Joseph: Yeah, wouldn’t it be great if our government didn’t waste its time and money worrying about equality and fair treatment?
— A woman who stayed May 9, 09:59 AM #
Look at it this way. There is a huge national investment in PhD and postdoc education. It’s a waste of resources to let those people get away. Let’s maximize the return on our investment.
— Biosciprof May 9, 11:03 AM #
Maybe we need to rethink that huge investment “Biosciprof” refers to. My sense of the research that is not conflicted in some way on is that there is a glut of people trained in science and tech, so we need fewer and (on average) better people working in these fields to maximize the return, regardless of gender.
— economist May 9, 11:22 AM #
And just what is female science?
— original marci May 9, 12:43 PM #
“Woman who left science for a more fulfilling career” — thank you so much for that link! That article is very interesting and insightful. :)
— Another Woman who is Happy to have Left Academia May 9, 01:37 PM #
Didn’t Bill Gates and others say we need to do more to encourage people to study science and engineering or the US risks losing its innovative edge in business? If you don’t maintain the quality of universities, you can’t do that. So we need people to stay and it would be better to have a diverse workforce for a variety of reasons. I think the comment about providing childcare would help.

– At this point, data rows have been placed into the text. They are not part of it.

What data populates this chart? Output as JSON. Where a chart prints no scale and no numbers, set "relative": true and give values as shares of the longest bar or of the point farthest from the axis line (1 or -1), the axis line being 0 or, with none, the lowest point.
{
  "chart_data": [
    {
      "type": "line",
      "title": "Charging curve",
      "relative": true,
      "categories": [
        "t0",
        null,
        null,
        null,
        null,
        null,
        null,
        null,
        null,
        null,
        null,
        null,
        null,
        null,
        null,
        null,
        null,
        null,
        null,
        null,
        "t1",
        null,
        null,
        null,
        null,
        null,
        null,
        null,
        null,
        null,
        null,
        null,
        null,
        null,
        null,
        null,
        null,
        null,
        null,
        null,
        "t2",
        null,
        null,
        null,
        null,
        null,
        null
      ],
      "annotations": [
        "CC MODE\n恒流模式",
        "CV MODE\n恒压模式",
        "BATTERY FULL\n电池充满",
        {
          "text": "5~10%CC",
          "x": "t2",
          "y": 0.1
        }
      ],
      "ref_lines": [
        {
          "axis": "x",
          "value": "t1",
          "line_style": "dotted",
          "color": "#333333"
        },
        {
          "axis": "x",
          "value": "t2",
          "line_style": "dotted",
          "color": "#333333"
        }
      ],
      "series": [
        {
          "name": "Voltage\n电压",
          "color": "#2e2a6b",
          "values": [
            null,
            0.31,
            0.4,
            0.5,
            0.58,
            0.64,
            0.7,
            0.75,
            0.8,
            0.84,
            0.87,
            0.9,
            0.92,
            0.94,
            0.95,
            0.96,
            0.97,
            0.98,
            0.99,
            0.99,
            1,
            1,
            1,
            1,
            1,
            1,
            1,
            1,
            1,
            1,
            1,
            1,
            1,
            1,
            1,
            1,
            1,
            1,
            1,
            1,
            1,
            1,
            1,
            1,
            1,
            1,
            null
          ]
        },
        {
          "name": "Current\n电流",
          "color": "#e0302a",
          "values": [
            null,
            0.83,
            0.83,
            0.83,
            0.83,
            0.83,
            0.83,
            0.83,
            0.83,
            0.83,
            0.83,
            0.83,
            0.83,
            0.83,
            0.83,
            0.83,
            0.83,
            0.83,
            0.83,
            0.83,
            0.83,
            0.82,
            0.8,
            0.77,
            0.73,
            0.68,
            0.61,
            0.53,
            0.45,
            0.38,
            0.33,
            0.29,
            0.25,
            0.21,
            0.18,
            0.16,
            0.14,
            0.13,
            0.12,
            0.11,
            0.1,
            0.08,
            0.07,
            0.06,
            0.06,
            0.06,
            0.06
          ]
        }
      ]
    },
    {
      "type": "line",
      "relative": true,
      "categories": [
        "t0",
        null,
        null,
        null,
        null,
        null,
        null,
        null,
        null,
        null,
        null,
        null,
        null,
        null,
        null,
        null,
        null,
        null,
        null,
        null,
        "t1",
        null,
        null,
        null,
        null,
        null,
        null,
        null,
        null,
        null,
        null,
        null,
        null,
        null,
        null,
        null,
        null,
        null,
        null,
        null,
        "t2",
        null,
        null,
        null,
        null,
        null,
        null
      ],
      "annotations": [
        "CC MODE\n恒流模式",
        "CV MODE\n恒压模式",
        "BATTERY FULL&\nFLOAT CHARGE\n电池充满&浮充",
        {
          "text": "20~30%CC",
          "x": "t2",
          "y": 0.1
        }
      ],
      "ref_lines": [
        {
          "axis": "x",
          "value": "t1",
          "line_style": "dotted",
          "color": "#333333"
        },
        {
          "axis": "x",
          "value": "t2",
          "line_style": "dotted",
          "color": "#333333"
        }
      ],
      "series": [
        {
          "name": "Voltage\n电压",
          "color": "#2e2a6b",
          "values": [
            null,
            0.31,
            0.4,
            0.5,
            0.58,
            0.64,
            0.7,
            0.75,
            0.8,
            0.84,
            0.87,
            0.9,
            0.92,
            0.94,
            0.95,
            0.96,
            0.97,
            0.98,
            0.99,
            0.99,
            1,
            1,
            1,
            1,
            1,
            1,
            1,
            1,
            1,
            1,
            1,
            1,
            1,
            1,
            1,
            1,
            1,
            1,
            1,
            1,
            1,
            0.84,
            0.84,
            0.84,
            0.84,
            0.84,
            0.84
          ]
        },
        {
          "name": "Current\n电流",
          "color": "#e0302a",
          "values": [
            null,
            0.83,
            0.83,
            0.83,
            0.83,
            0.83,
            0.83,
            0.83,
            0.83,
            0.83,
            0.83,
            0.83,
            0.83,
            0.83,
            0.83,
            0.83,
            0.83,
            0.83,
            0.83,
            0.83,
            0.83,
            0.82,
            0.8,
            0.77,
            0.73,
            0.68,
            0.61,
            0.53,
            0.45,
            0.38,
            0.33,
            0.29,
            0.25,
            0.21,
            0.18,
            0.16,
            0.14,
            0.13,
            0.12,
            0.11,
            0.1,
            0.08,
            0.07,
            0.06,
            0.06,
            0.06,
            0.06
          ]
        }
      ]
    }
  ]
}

— JustaMSguy May 9, 01:41 PM #
To Woman Who Stayed: Yes, it would be nice if we could improve the situation. Providing child care on campus would be nice. But that doesn’t change the nature of the career. The fact is, there are more science PhDs than there are good jobs for them. Seven out of 8 grant applications to NIH are rejected. (See today’s Chronicle article titled “NIH Mulls Ways to Lure Back Veteran Peer Reviewers.”) It’s a very competitive field, and if you are going to survive, you are going to work 80 hours per week and spend most of your 20’s and 30’s at low-paying jobs. The average age of a scientist when they receive their first NIH grant is 43. (See http://www.genome-technology.com/issues/2_14/careers/146571-1.html) Even after all that work and sacrifice (how do you think this lifestyle affects your family?), there’s no guarantee you are going to get tenure. (http://philip.greenspun.com/careers/women-in-science). Yes, the system is broken. How do you propose that we fix it? “Economist” is right. We have trained too many people in science. Faculty members encourage students to take the PhD track because graduate students and post-docs are the cheap laborers that get most of the research done. By the time the post-docs realize that the career is not what they had been hoping for all along, they have wasted a lot of years.
— Woman who left May 9, 01:44 PM #
#5 and #9 are on the mark. There are WAY too many PhDs out there today. I have a hypothesis that this is caused largely by second tier researchers. These scientists have too many PhD “babies” for the same reasons a farmer in a developing country has too many kids. They both need cheap labor and by virtue of the number of offspring, they can attain status, respect, and power in the community. And of course, sons bring more prestige than daughters. In both cases, when the kids mature to work on their own, there can’t possibly be enough jobs to go around. I predict a scenario in which you will see the offspring leaving the crowded and depressed country side for the city. There, they will work for cheap with less job security. Their children will desire or feel entitled to more and then soon the cities are glutted with unemployed PhD’s. Some will form violent, alienated gangs who spend most of their time making irreverent comments on academic blogs and make people wonder where they get the time to comment when they SHOULD be in the lab. The conservatives will criticize them about the “choices” they’ve made in life and the liberals will give them grants so they can spend all day on the computers writing unproductive comments on blogs.
— Cy Yentz Gangsta May 9, 02:48 PM #
yup yup yup, CY – in the immortal words of Pogo: we have seen the enemy, and he is us!